NPO style single fight contracts would, as you suggest, cause quicker and more regular migration of the best local fighters. This, as we’ve already established, would be much better for the fighter, who can now earn better money and win new fans without having to see out an unfavourable long contract against weak opposition. There is no doubt it would also be much better for the global fans, so we are left with only the effect it has on the local fans….
The migration of fighters would assist in the ‘globalization’ of single-promotion local fans. Take a UFC fan for example – and let’s say Anderson Silva takes Franklins belt. UFC fan could then become interested in where this badass came from, and googles his name. Immediately he will be introduced to Cage Rage and Pride amongst other promotions, and realise that there is more than just UFC out there to follow. It works the other way round too. A Cage Rage fan could be gutted that Silva is gone, just as a Rage/Warriors fan would have initially been gutted to see Bisping go (how ironic that CR booted him out anyway for no good reason lol). However, this disappointment will be replaced with elation the moment they see their favourite fighters kicking ass on the big stage. This will also help globalize even the die-hard local fans – ‘I was watching him when…’ etc.
Although the draw may be lower until a replacement is warmed to by local fans, this will be offset by global fans attending due to their newly acquired knowledge that there –is- good fighters/match-ups right on their doorstep outside of, for example, UFC/Pride. A huge draw ‘homecoming’ fight would also be a possibility too with NPO. After the old boys have done their thing on the world stage, they can simply out-bid the big promotions. That is a possibility that is currently implausible with the bully type contracts utilised by the big promotions, and would be superior for both the finances and reputation of the local promotion than an extra couple of squash fights before the fighter moves on.

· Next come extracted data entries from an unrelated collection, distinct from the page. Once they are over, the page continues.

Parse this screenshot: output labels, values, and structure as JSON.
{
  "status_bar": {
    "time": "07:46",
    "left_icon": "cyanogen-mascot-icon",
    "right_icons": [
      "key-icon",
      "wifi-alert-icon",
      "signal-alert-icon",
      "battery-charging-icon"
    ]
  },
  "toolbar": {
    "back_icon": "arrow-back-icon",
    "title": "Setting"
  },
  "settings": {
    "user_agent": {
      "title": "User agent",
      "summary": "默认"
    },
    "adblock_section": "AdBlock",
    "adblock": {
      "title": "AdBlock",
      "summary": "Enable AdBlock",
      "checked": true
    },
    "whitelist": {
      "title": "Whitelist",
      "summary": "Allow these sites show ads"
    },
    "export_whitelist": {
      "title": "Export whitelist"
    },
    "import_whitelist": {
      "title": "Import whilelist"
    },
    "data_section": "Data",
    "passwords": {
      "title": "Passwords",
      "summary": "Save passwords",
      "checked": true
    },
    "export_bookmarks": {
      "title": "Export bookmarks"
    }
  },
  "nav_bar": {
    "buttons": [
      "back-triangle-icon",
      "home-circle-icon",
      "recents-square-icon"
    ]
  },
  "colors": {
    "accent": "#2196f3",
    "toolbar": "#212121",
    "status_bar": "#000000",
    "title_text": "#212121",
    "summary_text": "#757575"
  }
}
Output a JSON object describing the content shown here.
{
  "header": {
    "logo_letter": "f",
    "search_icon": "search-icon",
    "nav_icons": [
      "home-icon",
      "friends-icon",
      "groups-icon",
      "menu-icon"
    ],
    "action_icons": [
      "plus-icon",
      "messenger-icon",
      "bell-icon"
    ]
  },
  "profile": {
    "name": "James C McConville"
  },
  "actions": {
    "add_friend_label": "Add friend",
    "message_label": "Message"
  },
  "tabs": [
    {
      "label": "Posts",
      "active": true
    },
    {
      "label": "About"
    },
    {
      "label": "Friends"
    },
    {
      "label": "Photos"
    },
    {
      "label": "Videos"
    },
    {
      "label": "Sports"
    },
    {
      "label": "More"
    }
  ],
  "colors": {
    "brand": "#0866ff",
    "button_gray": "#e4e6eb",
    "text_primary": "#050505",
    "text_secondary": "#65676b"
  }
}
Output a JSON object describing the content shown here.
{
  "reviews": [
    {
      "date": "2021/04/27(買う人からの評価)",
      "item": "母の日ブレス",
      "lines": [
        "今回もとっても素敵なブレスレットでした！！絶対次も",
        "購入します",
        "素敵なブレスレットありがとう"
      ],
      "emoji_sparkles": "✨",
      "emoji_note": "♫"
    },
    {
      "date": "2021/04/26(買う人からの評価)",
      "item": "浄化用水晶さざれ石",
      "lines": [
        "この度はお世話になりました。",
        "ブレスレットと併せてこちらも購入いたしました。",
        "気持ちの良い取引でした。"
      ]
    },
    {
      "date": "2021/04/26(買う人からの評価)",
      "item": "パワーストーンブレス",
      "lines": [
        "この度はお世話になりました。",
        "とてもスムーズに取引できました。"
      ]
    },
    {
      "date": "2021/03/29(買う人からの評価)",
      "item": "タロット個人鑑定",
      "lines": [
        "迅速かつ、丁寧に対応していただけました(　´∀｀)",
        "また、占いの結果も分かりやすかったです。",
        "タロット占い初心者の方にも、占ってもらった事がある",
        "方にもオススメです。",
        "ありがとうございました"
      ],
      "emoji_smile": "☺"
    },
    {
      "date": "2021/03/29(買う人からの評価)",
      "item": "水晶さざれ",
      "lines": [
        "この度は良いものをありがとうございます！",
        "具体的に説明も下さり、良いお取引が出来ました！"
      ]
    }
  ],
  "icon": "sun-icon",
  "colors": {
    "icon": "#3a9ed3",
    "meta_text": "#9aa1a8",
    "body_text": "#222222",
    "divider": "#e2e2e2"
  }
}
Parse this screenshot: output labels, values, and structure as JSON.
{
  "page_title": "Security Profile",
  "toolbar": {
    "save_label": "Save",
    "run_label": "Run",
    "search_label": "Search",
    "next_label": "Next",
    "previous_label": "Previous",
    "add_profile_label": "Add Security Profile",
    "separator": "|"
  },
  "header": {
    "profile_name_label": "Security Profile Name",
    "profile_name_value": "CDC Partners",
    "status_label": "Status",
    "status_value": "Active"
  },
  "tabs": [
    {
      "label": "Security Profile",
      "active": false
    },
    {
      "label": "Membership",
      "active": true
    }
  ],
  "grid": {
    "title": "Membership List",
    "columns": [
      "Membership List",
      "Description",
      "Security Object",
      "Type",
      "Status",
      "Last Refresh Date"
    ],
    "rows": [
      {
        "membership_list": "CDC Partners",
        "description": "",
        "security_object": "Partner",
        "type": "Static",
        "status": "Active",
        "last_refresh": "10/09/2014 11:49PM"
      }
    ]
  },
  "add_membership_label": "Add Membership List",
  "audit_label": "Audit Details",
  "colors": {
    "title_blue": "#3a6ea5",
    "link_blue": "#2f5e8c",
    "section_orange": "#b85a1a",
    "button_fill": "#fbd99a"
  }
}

I know you said you are finished on the subject, Alvin, but I do appreciate your opinions and I hope that, now we’ve had a break lol, you can find the time and energy to continue for another post or two.
Originally Posted by Matt Boone
This is one of my favourite debates in the short history of the new version of this forum. You two are doing an awesome job.
Thanks Matt, I’ll be replying to your excellent points later – this is hard work for me because I’m not naturally too good at debate, so I am grateful for the compliment.